The conversation with Mundo Deportivo inevitably drifted towards the eternal rivalry and the narrative around Barcelona’s recent success. Gavi’s words carried an edge sharpened by Real Madrid president Florentino Pérez’s comments on the Negreira case, in which Pérez claimed his club had been “robbed” of seven La Liga titles.
“Everything knows that from Madrid they are always going to belittle or take credit away from the things that we win or our titles. So that shouldn't matter to us,” Gavi insisted. There was no attempt to soften the rivalry, no diplomatic middle ground. Just a blunt reading of how he believes the capital views Catalan success.
He then turned to what, for him, is the core of the story: how Barcelona have been winning.
“As I tell you, it has a lot of merit to win two Leagues in a row with many homegrown people, many people from La Masia and without many signings.”

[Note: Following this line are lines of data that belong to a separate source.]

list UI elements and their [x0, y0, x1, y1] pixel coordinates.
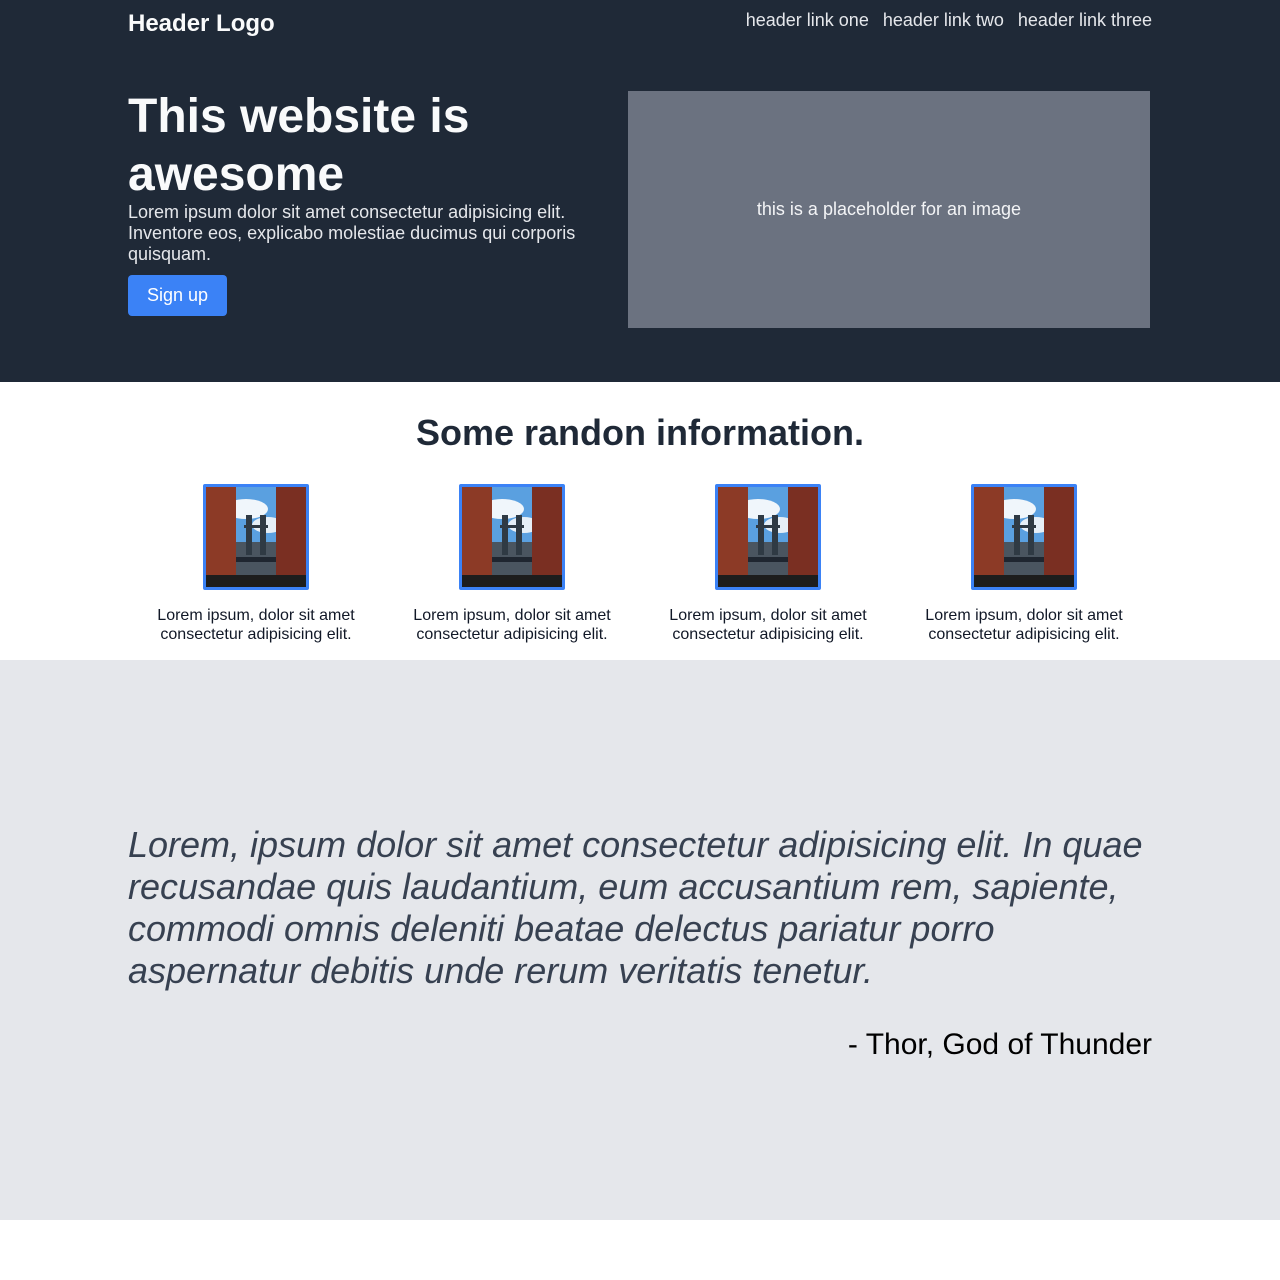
header-link-three[interactable]: header link three [1018, 10, 1152, 31]
image-placeholder-label: this is a placeholder for an image [756, 199, 1022, 219]
hero-section: Header Logo header link one header link … [0, 0, 1280, 382]
sign-up-button[interactable]: Sign up [128, 275, 227, 316]
quote-text: Lorem, ipsum dolor sit amet consectetur … [128, 824, 1143, 991]
info-cards: Lorem ipsum, dolor sit amet consectetur … [128, 484, 1152, 644]
card-text: Lorem ipsum, dolor sit amet consectetur … [157, 607, 355, 643]
card-text: Lorem ipsum, dolor sit amet consectetur … [925, 607, 1123, 643]
info-title: Some randon information. [415, 412, 864, 453]
hero-text: Lorem ipsum dolor sit amet consectetur a… [128, 202, 576, 264]
header-link-one[interactable]: header link one [746, 10, 869, 31]
hero-title: This website is awesome [128, 90, 470, 201]
card-image [203, 484, 309, 590]
info-section: Some randon information. Lorem ipsum, do… [0, 382, 1280, 660]
card-text: Lorem ipsum, dolor sit amet consectetur … [669, 607, 867, 643]
header-logo[interactable]: Header Logo [128, 10, 275, 38]
card-image [459, 484, 565, 590]
card-image [715, 484, 821, 590]
header-link-two[interactable]: header link two [883, 10, 1004, 31]
info-card: Lorem ipsum, dolor sit amet consectetur … [384, 484, 640, 644]
info-card: Lorem ipsum, dolor sit amet consectetur … [128, 484, 384, 644]
info-card: Lorem ipsum, dolor sit amet consectetur … [896, 484, 1152, 644]
quote-author: - Thor, God of Thunder [847, 1028, 1152, 1061]
card-text: Lorem ipsum, dolor sit amet consectetur … [413, 607, 611, 643]
quote-section: Lorem, ipsum dolor sit amet consectetur … [0, 660, 1280, 1220]
header-nav: header link one header link two header l… [746, 10, 1152, 31]
hero-image-placeholder: this is a placeholder for an image [628, 91, 1150, 328]
info-card: Lorem ipsum, dolor sit amet consectetur … [640, 484, 896, 644]
card-image [971, 484, 1077, 590]
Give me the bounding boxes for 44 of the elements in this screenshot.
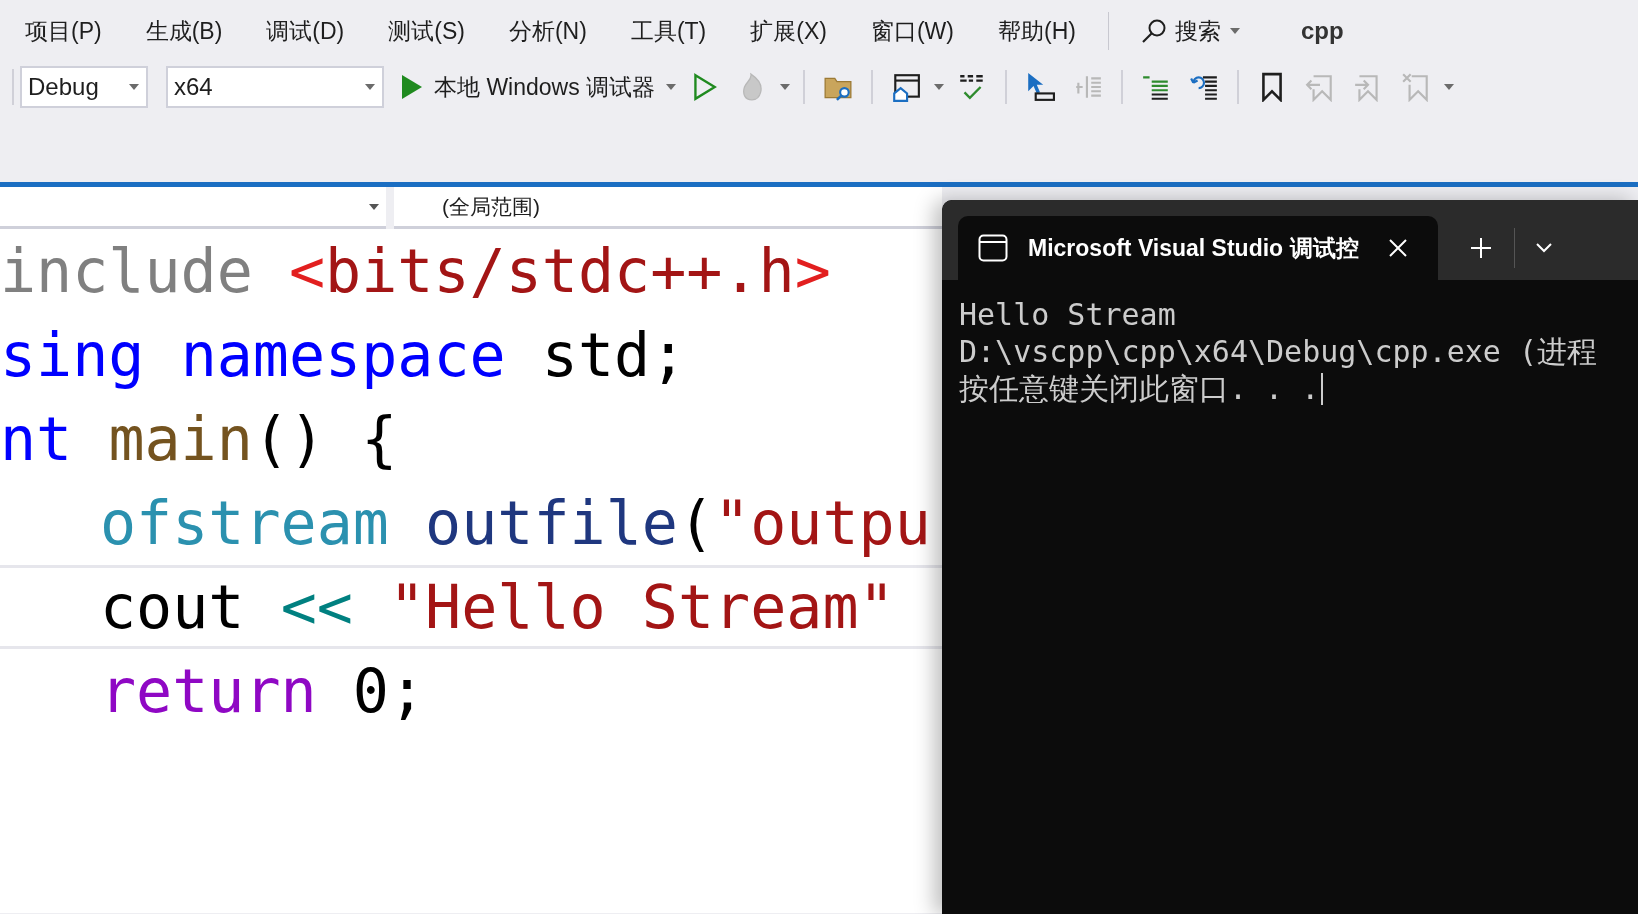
terminal-line: Hello Stream <box>959 296 1176 333</box>
menu-item[interactable]: 窗口(W) <box>870 13 954 49</box>
caret-icon[interactable] <box>933 83 946 91</box>
platform-dropdown[interactable]: x64 <box>166 66 384 108</box>
caret-icon[interactable] <box>1228 27 1241 35</box>
code-line: ofstream outfile("outpu <box>99 487 932 560</box>
solution-name: cpp <box>1300 16 1344 46</box>
menu-item[interactable]: 工具(T) <box>630 13 707 49</box>
terminal-line: D:\vscpp\cpp\x64\Debug\cpp.exe (进程 <box>959 333 1597 370</box>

That is the badge he wants this Barça to wear. Not the most expensive, not the flashiest in the market, but a team built on players who grew up in the academy, promoted at a time when the club’s economic reality closed the door to big‑money solutions.
While Real Madrid continue to fill headlines with marquee arrivals and heavyweight investment, Barcelona have been forced to look inward. For Gavi, that constraint has become a source of pride rather than a weakness.
“In the end there have been very few signings. Other teams have signed many players every year and it is something to be proud of,” he pointed out.
The subtext is obvious. One club leans on chequebooks and star power; the other, at least in this phase, leans on La Masia and survival instincts. Gavi is not pretending the rivalry is about to soften. He is saying the opposite: Barcelona will not wait for recognition from Madrid, and they will not apologise for winning with kids when others spend big.
The next chapter of this era will not just be written on the pitch. It will be written in how these two giants choose to build, to spend, to trust – and in who, when tempers flare behind closed doors, is told to sit out.